Responding to a query on how the country could be attractive for FDIs when pre-colonial laws which prohibit women working in bars still exist, Board of Investments of Sri Lanka (BoI) Director General Duminda Ariyasinghe said there is an overall need to change legislation relating to the labour force in the country.

“There should be flexibility in legislation with regard to the workforce in the country as in the US. However, I cannot comment on specifics with regard to women being barred from seeking employment in liquor bars,” Ariyasinghe said.

FDIs inflow to Sri Lanka has stalled over the past couple of years due to the withdrawal of tax concessions offered to investors. FDI inflows in 2016 were supported by telecommunication, tourism and manufacturing sectors. FDIs recorded one of the lowest in recent history notching US$ 898 million in 2016.

“Sri Lanka should focus on South East Asia and not be confined to South Asia to drive foreign direct investments. The economic fundamentals of the country are in place today and the BoI has taken steps to boost investment facilitation,” the BOI DG said.

He said the BOI conducts follow up meeting on Mondays to address bottlenecks impeding FDIs to the country. The Board launched the single window investment platform to get investment approvals under a single window. However, we need all institutions to work together to make it a success,” he said.

FDIs, a key indicator in assessing growth of a country has been a vital pillar for Sri Lanka in driving economic growth. However, the report reveals that for potential investors evaluating the country several concerns such as multiple sets of data on FDI which could confuse investors and unfavourable business conditions in the country according to local stakeholders are factors that dissuade foreign investments to the country.

Having clarity on the FDI landscape and identifying potential barriers and possible solutions to facilitate continued investments within the country are key objectives of the whitepaper. The report comprises various FDI related statistics from multiple sources to present a comprehensive view on FDIs to Sri Lanka.

Dialog Director/ Group Chief Executive Supun Weerasinghe said Sri Lanka has better talent compared to some of its neighboring countries. However, we feel nervous towards the end of the year when the budget is presented. Consistent tax policies have a significant bearing on attracting FDIs. No amount of damage control attempts at post budget level could minimise the damage that has been done to lose confidence among investors.
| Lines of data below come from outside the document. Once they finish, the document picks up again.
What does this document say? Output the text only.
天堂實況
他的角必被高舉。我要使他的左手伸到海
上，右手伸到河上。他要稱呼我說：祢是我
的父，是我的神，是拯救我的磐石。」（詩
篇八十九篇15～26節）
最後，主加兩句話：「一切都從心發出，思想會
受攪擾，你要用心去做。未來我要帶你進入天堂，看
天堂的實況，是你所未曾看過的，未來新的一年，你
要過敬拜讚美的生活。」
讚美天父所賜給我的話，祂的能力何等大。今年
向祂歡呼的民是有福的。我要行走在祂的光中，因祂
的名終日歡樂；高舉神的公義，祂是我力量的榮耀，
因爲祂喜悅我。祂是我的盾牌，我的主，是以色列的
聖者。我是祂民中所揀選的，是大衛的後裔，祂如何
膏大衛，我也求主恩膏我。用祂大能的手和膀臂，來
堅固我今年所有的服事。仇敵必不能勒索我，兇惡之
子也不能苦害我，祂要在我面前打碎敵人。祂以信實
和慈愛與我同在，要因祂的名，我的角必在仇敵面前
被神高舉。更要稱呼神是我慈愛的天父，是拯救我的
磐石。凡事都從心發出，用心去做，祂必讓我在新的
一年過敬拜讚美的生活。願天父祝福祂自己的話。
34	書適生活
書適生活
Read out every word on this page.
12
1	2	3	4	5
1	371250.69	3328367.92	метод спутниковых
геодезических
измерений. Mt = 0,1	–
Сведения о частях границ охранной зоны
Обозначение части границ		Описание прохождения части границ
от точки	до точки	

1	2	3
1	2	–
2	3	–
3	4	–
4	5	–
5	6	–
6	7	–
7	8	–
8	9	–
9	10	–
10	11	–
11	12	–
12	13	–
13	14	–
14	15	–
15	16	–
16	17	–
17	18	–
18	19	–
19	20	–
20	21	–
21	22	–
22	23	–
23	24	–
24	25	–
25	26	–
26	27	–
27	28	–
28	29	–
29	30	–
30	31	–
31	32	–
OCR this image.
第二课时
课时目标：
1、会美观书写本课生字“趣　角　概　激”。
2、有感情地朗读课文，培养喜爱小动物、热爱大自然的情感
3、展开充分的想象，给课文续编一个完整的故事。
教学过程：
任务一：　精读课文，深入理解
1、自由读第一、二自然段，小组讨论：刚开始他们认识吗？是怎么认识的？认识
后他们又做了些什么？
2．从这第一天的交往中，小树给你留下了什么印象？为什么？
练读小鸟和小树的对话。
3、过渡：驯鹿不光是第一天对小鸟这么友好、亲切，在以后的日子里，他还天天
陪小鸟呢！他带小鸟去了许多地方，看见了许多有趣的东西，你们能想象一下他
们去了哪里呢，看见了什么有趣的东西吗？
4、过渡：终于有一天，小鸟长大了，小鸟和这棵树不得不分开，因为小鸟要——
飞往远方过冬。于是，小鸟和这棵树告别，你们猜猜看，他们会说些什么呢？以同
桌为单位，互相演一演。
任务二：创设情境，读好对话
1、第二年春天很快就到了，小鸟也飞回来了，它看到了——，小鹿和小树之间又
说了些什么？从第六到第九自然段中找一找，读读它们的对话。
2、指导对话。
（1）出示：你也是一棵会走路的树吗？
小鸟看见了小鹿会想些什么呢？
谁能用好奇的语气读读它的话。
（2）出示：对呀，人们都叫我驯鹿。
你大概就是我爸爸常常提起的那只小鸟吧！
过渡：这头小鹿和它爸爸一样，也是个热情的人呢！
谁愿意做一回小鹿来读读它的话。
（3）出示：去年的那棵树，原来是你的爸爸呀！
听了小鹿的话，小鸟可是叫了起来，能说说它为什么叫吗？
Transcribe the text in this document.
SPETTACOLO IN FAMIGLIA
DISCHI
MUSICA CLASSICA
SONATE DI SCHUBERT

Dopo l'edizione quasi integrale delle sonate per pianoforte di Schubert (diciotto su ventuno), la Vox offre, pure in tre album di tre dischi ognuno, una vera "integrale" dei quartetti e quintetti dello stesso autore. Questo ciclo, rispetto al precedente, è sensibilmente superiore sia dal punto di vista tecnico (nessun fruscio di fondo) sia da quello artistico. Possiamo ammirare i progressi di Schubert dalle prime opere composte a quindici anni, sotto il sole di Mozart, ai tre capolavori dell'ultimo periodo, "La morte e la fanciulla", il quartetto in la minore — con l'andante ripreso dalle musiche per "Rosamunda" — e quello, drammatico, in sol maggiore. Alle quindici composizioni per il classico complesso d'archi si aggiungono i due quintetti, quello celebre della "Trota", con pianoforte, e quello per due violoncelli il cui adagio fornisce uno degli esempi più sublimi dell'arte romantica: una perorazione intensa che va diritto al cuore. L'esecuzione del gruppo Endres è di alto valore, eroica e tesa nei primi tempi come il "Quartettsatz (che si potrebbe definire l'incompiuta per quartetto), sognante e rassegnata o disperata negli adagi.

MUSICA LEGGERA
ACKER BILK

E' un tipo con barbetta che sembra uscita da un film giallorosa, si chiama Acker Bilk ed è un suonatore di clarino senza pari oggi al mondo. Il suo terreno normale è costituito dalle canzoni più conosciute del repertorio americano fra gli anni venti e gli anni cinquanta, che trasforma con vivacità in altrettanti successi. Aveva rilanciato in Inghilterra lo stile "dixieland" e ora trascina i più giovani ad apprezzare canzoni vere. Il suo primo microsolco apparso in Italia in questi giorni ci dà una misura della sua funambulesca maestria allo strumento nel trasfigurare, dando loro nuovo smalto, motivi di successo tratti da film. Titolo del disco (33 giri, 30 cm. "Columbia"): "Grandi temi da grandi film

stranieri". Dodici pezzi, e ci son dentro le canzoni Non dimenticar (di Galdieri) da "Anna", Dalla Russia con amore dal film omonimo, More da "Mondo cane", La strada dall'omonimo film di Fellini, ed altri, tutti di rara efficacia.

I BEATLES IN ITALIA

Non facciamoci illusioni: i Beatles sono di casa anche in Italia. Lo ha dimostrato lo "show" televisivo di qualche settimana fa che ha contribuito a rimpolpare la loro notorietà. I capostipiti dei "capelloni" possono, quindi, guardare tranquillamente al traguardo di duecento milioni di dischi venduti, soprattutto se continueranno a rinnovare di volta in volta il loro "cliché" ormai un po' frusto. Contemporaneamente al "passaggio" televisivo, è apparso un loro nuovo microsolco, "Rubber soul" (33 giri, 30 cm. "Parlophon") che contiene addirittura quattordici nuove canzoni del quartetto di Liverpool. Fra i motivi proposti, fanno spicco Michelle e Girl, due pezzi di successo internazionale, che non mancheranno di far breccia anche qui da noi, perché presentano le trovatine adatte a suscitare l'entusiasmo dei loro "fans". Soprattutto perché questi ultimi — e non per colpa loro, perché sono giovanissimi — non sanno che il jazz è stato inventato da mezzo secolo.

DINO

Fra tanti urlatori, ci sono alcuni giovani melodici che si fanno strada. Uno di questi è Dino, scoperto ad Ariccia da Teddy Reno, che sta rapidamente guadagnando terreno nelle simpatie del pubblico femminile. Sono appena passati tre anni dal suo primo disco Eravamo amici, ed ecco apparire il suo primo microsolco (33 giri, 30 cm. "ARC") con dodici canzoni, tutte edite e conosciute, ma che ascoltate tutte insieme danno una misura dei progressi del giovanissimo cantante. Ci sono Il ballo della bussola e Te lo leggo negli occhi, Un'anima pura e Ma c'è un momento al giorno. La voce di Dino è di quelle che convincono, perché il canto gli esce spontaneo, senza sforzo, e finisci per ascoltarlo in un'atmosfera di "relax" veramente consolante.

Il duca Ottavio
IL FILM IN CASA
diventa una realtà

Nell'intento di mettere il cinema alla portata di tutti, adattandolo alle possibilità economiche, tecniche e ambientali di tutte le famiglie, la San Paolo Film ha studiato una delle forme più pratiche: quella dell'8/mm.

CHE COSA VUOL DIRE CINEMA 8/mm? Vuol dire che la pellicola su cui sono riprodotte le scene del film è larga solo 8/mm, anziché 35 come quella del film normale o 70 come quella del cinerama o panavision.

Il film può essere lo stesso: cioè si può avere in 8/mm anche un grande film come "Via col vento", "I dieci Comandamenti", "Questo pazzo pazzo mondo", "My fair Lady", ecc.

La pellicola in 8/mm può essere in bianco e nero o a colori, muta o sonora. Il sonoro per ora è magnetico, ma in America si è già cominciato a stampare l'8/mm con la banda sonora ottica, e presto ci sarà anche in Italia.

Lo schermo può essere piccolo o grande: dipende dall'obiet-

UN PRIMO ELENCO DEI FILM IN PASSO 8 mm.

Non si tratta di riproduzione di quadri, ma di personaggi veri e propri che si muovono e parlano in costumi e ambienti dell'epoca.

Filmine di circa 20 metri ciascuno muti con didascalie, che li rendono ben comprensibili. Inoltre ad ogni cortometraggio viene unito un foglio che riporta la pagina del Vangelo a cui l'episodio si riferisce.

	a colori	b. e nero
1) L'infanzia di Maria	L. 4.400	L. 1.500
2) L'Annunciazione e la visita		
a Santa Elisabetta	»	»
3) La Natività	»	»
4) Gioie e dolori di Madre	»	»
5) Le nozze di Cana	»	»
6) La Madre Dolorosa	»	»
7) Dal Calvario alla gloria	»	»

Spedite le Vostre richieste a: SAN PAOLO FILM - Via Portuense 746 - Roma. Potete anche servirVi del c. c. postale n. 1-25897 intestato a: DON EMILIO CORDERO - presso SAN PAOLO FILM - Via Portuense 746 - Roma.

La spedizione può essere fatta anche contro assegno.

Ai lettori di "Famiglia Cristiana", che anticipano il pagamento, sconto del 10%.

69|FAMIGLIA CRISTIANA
The report also takes a look at recent developments that impact the quantum of FDI flows in the next few years which include a couple of flagship investments projects and reforms such as the new tax incentive scheme. It notes that in addition to reforms undertaken at a regulatory level, issues such as transparency and corporate governance in the local business environment need to be looked into to improve FDI inflow from the US.